Segundo Jorge Oliveira, Bolsonaro acolheu todas as sugestões do quarteto. "Após manifestações de ordem técnica e jurídica, e por razões de interesse público e preservação da ordem jurídica nacional, o presidente Jair Bolsonaro sancionou com vetos o projeto de lei sobre crimes de Abuso de Autoridade. As sugestões de veto foram acolhidas integralmente", afirmou o ministro em sua conta no Twitter.

Oliveira destacou, entre os "principais vetos", a proibição dos agentes públicos policiais ou militares de exercerem as funções na localidade em que residir ou trabalhar a vítima; a proibição de imagens ou vídeos do preso, investigado, indiciado ou vítima; a obrigação de o agente público de se identificar ao preso; a proibição do uso de algemas quando o preso não apresenta risco.

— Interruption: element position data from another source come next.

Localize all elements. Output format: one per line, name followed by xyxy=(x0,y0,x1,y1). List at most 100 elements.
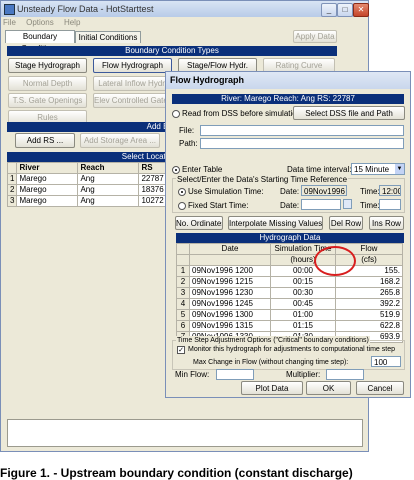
hydrograph-table: Date Simulation Time Flow (hours) (cfs) … xyxy=(176,243,403,343)
read-dss-radio[interactable] xyxy=(172,110,180,118)
table-row[interactable]: 2 09Nov1996 1215 00:15 168.2 xyxy=(176,276,403,288)
date-cell[interactable]: 09Nov1996 1245 xyxy=(189,298,271,310)
ok-button[interactable]: OK xyxy=(306,381,351,395)
sim-time-input[interactable]: 12:00 xyxy=(379,185,401,196)
close-icon[interactable]: ✕ xyxy=(353,3,369,17)
file-input[interactable] xyxy=(200,125,404,136)
menu-help[interactable]: Help xyxy=(64,18,80,27)
table-row[interactable]: 3 Marego Ang 10272 xyxy=(6,195,185,207)
path-input[interactable] xyxy=(200,138,404,149)
reach-cell[interactable]: Ang xyxy=(77,184,140,196)
col-river-header: River xyxy=(16,162,79,174)
bottom-panel xyxy=(7,419,363,447)
flow-cell[interactable]: 392.2 xyxy=(335,298,403,310)
date-cell[interactable]: 09Nov1996 1200 xyxy=(189,265,271,277)
flow-cell[interactable]: 168.2 xyxy=(335,276,403,288)
maximize-icon[interactable]: □ xyxy=(337,3,353,17)
no-ordinates-button[interactable]: No. Ordinates xyxy=(175,216,223,230)
dialog-title: Flow Hydrograph xyxy=(166,72,410,89)
ins-row-button[interactable]: Ins Row xyxy=(369,216,404,230)
hyd-corner-header xyxy=(176,243,190,255)
fixed-time-input[interactable] xyxy=(379,199,401,210)
add-storage-area-button[interactable]: Add Storage Area ... xyxy=(80,133,160,148)
fixed-date-input[interactable] xyxy=(301,199,341,210)
interval-value: 15 Minute xyxy=(354,165,390,174)
del-row-button[interactable]: Del Row xyxy=(329,216,363,230)
menu-options[interactable]: Options xyxy=(26,18,54,27)
table-row[interactable]: 3 09Nov1996 1230 00:30 265.8 xyxy=(176,287,403,299)
main-title: Unsteady Flow Data - HotStarttest xyxy=(17,4,154,14)
location-header: River: Marego Reach: Ang RS: 22787 xyxy=(172,94,404,104)
select-dss-button[interactable]: Select DSS file and Path xyxy=(293,106,405,120)
reach-cell[interactable]: Ang xyxy=(77,173,140,185)
use-simulation-time-label: Use Simulation Time: xyxy=(188,187,264,196)
date-cell[interactable]: 09Nov1996 1300 xyxy=(189,309,271,321)
flow-cell[interactable]: 265.8 xyxy=(335,287,403,299)
multiplier-input[interactable] xyxy=(326,369,364,380)
flow-hydrograph-button[interactable]: Flow Hydrograph xyxy=(93,58,172,73)
col-date-header: Date xyxy=(189,243,271,255)
table-row[interactable]: 2 Marego Ang 18376 xyxy=(6,184,185,196)
enter-table-radio[interactable] xyxy=(172,166,180,174)
read-dss-label: Read from DSS before simulation xyxy=(182,109,302,118)
river-cell[interactable]: Marego xyxy=(16,195,79,207)
enter-table-label: Enter Table xyxy=(182,165,223,174)
row-number: 5 xyxy=(176,309,190,321)
table-row[interactable]: 6 09Nov1996 1315 01:15 622.8 xyxy=(176,320,403,332)
reach-cell[interactable]: Ang xyxy=(77,195,140,207)
calendar-icon[interactable] xyxy=(343,199,352,209)
chevron-down-icon[interactable]: ▼ xyxy=(395,164,404,174)
multiplier-label: Multiplier: xyxy=(286,370,321,379)
time-step-adjustment-group: Time Step Adjustment Options ("Critical"… xyxy=(172,336,405,370)
main-title-bar: Unsteady Flow Data - HotStarttest _ □ ✕ xyxy=(1,1,369,17)
date-units xyxy=(189,254,271,266)
row-number: 1 xyxy=(6,173,18,185)
menu-file[interactable]: File xyxy=(3,18,16,27)
plot-data-button[interactable]: Plot Data xyxy=(241,381,303,395)
time-reference-group: Select/Enter the Data's Starting Time Re… xyxy=(172,175,405,213)
ts-gate-openings-button[interactable]: T.S. Gate Openings xyxy=(8,93,87,108)
simtime-cell[interactable]: 00:45 xyxy=(270,298,336,310)
interval-select[interactable]: 15 Minute ▼ xyxy=(351,163,405,175)
table-row[interactable]: 1 09Nov1996 1200 00:00 155. xyxy=(176,265,403,277)
add-rs-button[interactable]: Add RS ... xyxy=(15,133,75,148)
river-cell[interactable]: Marego xyxy=(16,184,79,196)
cancel-button[interactable]: Cancel xyxy=(356,381,404,395)
stage-hydrograph-button[interactable]: Stage Hydrograph xyxy=(8,58,87,73)
row-number: 6 xyxy=(176,320,190,332)
min-flow-input[interactable] xyxy=(216,369,254,380)
flow-cell[interactable]: 622.8 xyxy=(335,320,403,332)
table-row[interactable]: 5 09Nov1996 1300 01:00 519.9 xyxy=(176,309,403,321)
flow-cell[interactable]: 519.9 xyxy=(335,309,403,321)
simtime-cell[interactable]: 01:00 xyxy=(270,309,336,321)
locations-table: River Reach RS 1 Marego Ang 22787 2 Mare… xyxy=(6,162,185,207)
simtime-cell[interactable]: 00:15 xyxy=(270,276,336,288)
lateral-inflow-button[interactable]: Lateral Inflow Hydr. xyxy=(93,76,172,91)
tab-initial-conditions[interactable]: Initial Conditions xyxy=(75,31,141,43)
sim-date-input[interactable]: 09Nov1996 xyxy=(301,185,347,196)
elev-controlled-gates-button[interactable]: Elev Controlled Gates xyxy=(93,93,172,108)
table-row[interactable]: 1 Marego Ang 22787 xyxy=(6,173,185,185)
simtime-cell[interactable]: 01:15 xyxy=(270,320,336,332)
interval-label: Data time interval: xyxy=(287,165,352,174)
max-change-input[interactable]: 100 xyxy=(371,356,401,367)
date-cell[interactable]: 09Nov1996 1230 xyxy=(189,287,271,299)
use-simulation-time-radio[interactable] xyxy=(178,188,186,196)
path-label: Path: xyxy=(179,139,198,148)
simtime-cell[interactable]: 00:30 xyxy=(270,287,336,299)
normal-depth-button[interactable]: Normal Depth xyxy=(8,76,87,91)
units-corner xyxy=(176,254,190,266)
monitor-checkbox[interactable]: ✓ xyxy=(177,346,185,354)
interpolate-button[interactable]: Interpolate Missing Values xyxy=(228,216,323,230)
table-row[interactable]: 4 09Nov1996 1245 00:45 392.2 xyxy=(176,298,403,310)
tab-boundary-conditions[interactable]: Boundary Conditions xyxy=(5,30,75,53)
apply-data-button[interactable]: Apply Data xyxy=(293,30,337,43)
fixed-start-radio[interactable] xyxy=(178,202,186,210)
hydrograph-data-header: Hydrograph Data xyxy=(176,233,404,243)
sim-date-label: Date: xyxy=(280,187,300,196)
date-cell[interactable]: 09Nov1996 1215 xyxy=(189,276,271,288)
river-cell[interactable]: Marego xyxy=(16,173,79,185)
date-cell[interactable]: 09Nov1996 1315 xyxy=(189,320,271,332)
sim-time-value: 12:00 xyxy=(382,187,401,196)
minimize-icon[interactable]: _ xyxy=(321,3,337,17)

Este era o único veto acertado previamente com o Congresso.

Entre outros dispositivos vetados, está o que prevê a decretação de prisão "em manifesta desconformidade com as hipóteses legais". Na justificativa do veto, o governo argumenta que esse dispositivo "gera insegurança jurídica por se tratar de tipo penal aberto e que comporta interpretação, o que poderia comprometer a independência do magistrado ao proferir a decisão pelo receio de criminalização da sua conduta".

Bolsonaro vetou também o artigo que criminalizava agentes que executassem busca e apreensão de pessoa "que não esteja em situação de flagrante delito ou sem ordem escrita de autoridade judicial".

Ele justificou esse veto afirmando que isso gera insegurança jurídica, "tendo em vista que há situações que a flagrância pode se alongar no tempo e depende de análise do caso concreto".

Um outro dispositivo vetado definia como crime "o constrangimento do preso pela autoridade, mediante violência ou grave ameaça, a produzir prova contra si mesmo ou contra terceiro".

Para o presidente, "o princípio da não produção de prova contra si mesmo não é absoluto como nos casos em que se demanda apenas uma cooperação meramente passiva do investigado".

Outro ponto barrado pelo presidente penaliza juízes que não concedam habeas corpus ou relaxamento de "prisão manifestamente ilegal ou que não substitua a pena de privação de liberdade por uma outra medida cautelar prevista em lei".